Monday, 20 May 2013

Film Review - Mud

Someone must have a had a quiet word with Matthew McConnaghey around 2010 and told him he was in danger of becoming a joke. Lampooned in Family Guy and mocked on YouTube he was quickly transforming into the male version of Sharon Stone, a rent-a-pecks coasting along on his southern charm and displaying very little in the way of actual acting ability.

Whether the blame lies with him or his agent is a moot point. Movies such as Failure To Launch, How To Lose a Guy in 10 Days and Fools Gold cemented him as the go-to-guy for casting directors wanting to populate their lame Rom-Coms with a bit of male eye candy.

Apropos of nothing McConnaghey suddenly started making films worth watching. Whatever the reasons for his Damascene conversion McConnaghey's star has now never been brighter. After a string of great performances in The Lincoln Lawyer, Magic Mike and Killer Joe people have started to realise there is more to McConnaghey than tousled hair and a killer six-pack .

In Mud, McConnaghey completes his artistic renaissance by playing the titular fugitive on the run from police and bounty hunters out to avenge Mud's crimes of passion. He cuts a desperate, weather beaten figure as he lays low on a tidal island deep in the Arkansas woods with little more than the shirt on his back and pistol in his waistband. A hopeless romantic he is awaiting the arrival of the flighty love-of-his-life Juniper (Reece Witherspoon), the reason he finds himself physically and emotionally marooned in the first place.

Two local teenagers Ellis (Tye Sheridan) and Neckbone (Jacob Lofland) cruise upriver in search of a boat that is rumoured to be stuck in a tree and stumble across Mud and decide to help him out him. Their own home lives are far from idyllic and Mud's "badass" credentials make him an exciting male influence. With Mud unable to show his face in town they are sent on errands to sneak food, contact his girlfriend and scrounge the necessary parts to turn the stranded tree-boat into Mud's ticket to salvation.

Mud may be part coming of age tale and part slow burn thriller but fundamentally it is a story about heartbreak: marital heartbreak, childhood heartbreak and regular common or garden heartbreak. A character driven small town story told mostly from the point of view of the 14yr old Ellis its no surprise that writer/director Jeff Nichols struggled to get a Hollywood studio to fund the project. It’s completely devoid of sort of cliché and sentimentality you would expect from mainstream cinema and as a result is a huge breath of fresh air.

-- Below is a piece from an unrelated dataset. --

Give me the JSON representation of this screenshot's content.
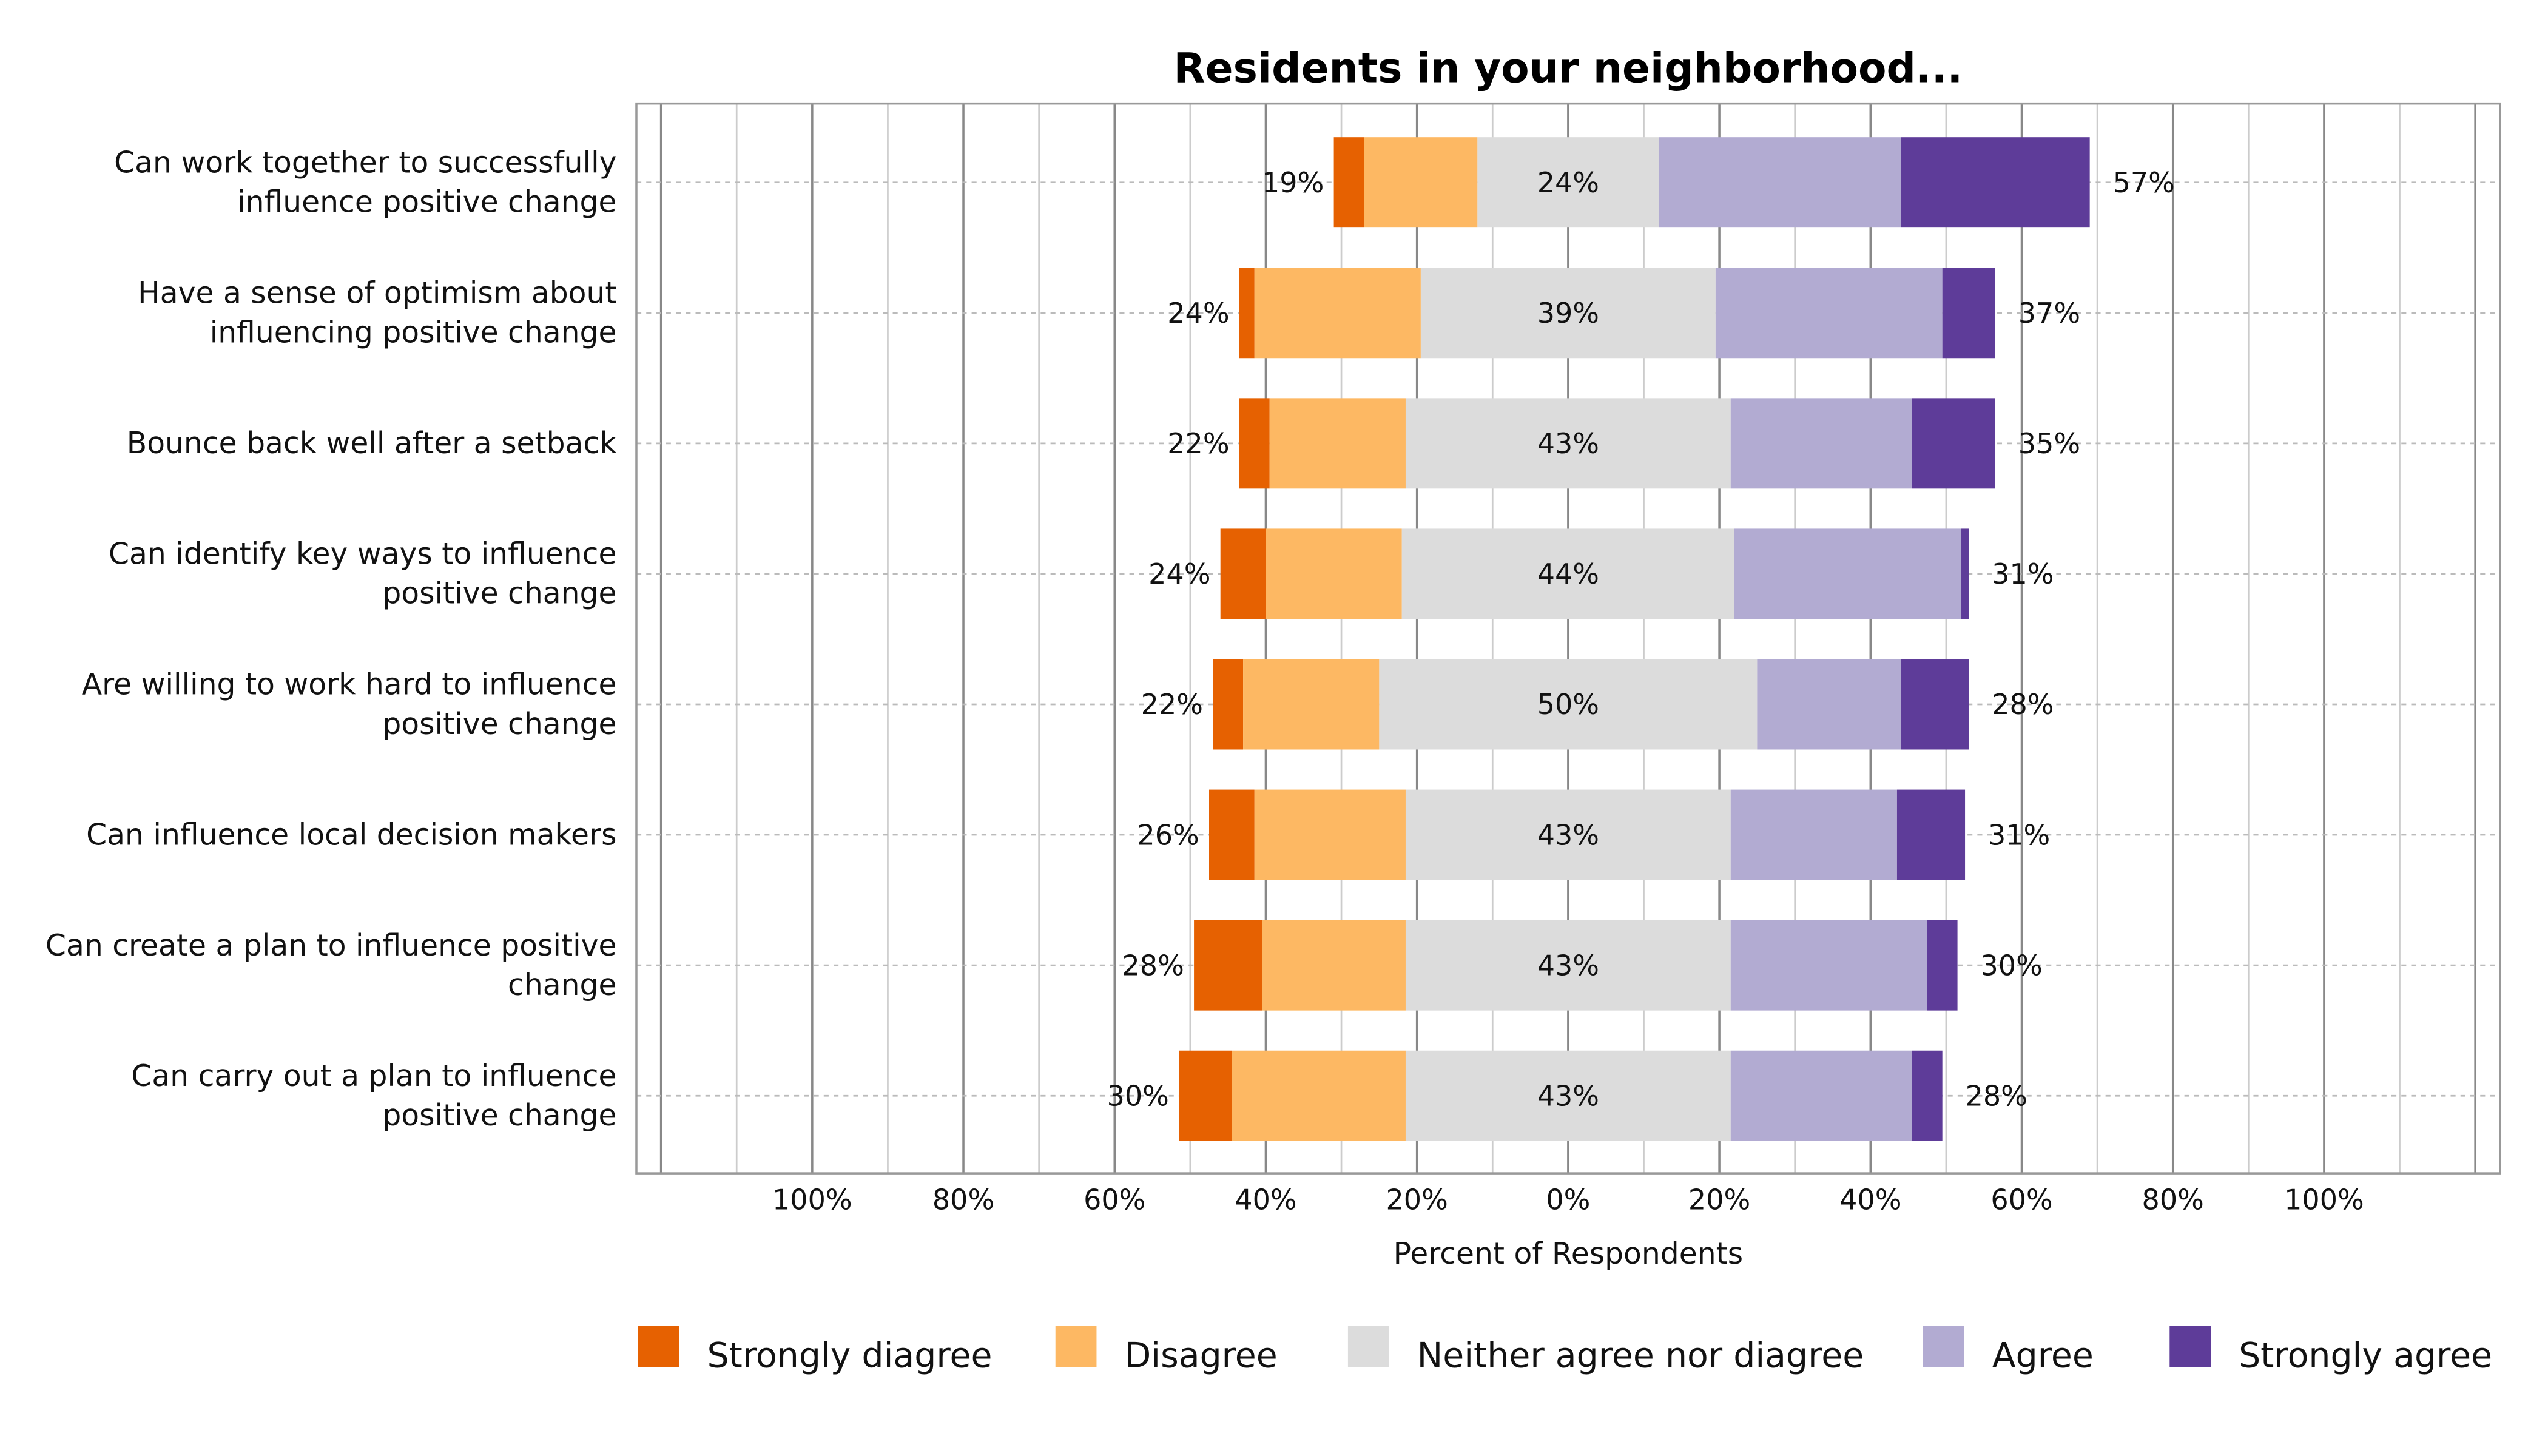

Beautifully shot by cinematographer Adam Stone and languidly plotted the movie is much like the Mississippi river it showcases. A real character piece, the eternity Nichols spent sweating over the script has paid handsome dividends. The cast of backwater hicks, small town bullies and strangers with dark secrets is thoroughly fleshed out and Nichols genuinely manages to convey a sense of authenticity that runs through this slice of rural Americana like the fluid and beguiling river at the centre of the story.

Nicholls wrote the part of Mud specifically for McConnaghey seeing him an untapped quality perfectly suited to this role. It was a gamble that has paid off. He is superbly supported by the modern Huckelby Finn/Tom Sawyer pairing of Sheridan (who was excellent in Terrence Malick's Tree of Life) and Lofland (amazingly appearing in his first movie) acting futures look bright. These three anchor the film but are surrounded by a talented ensemble with Sam Shepard as secretive neighbour Tom and the ever watchable Michael Shannon as Uncle Galen.

It is hard to imagine this type of film being made here in over populated Britain yet the central ethos that life is hard, and love is complicated will resonate with the residents of DeWitt, Arkansas as much as it does in Coventry, Calcutta or Cape Town . There will always be room in our hearts for dreamers.

I struggle to find any fault with this film which excels in virtually all areas. Arkansas-born Nichols delivers the sort of storytelling its impossible not to become enraptured by and this masterpiece marks him out as one to watch. One of the finest movies I have seen in the last few years I recommend this to anyone who has a heart.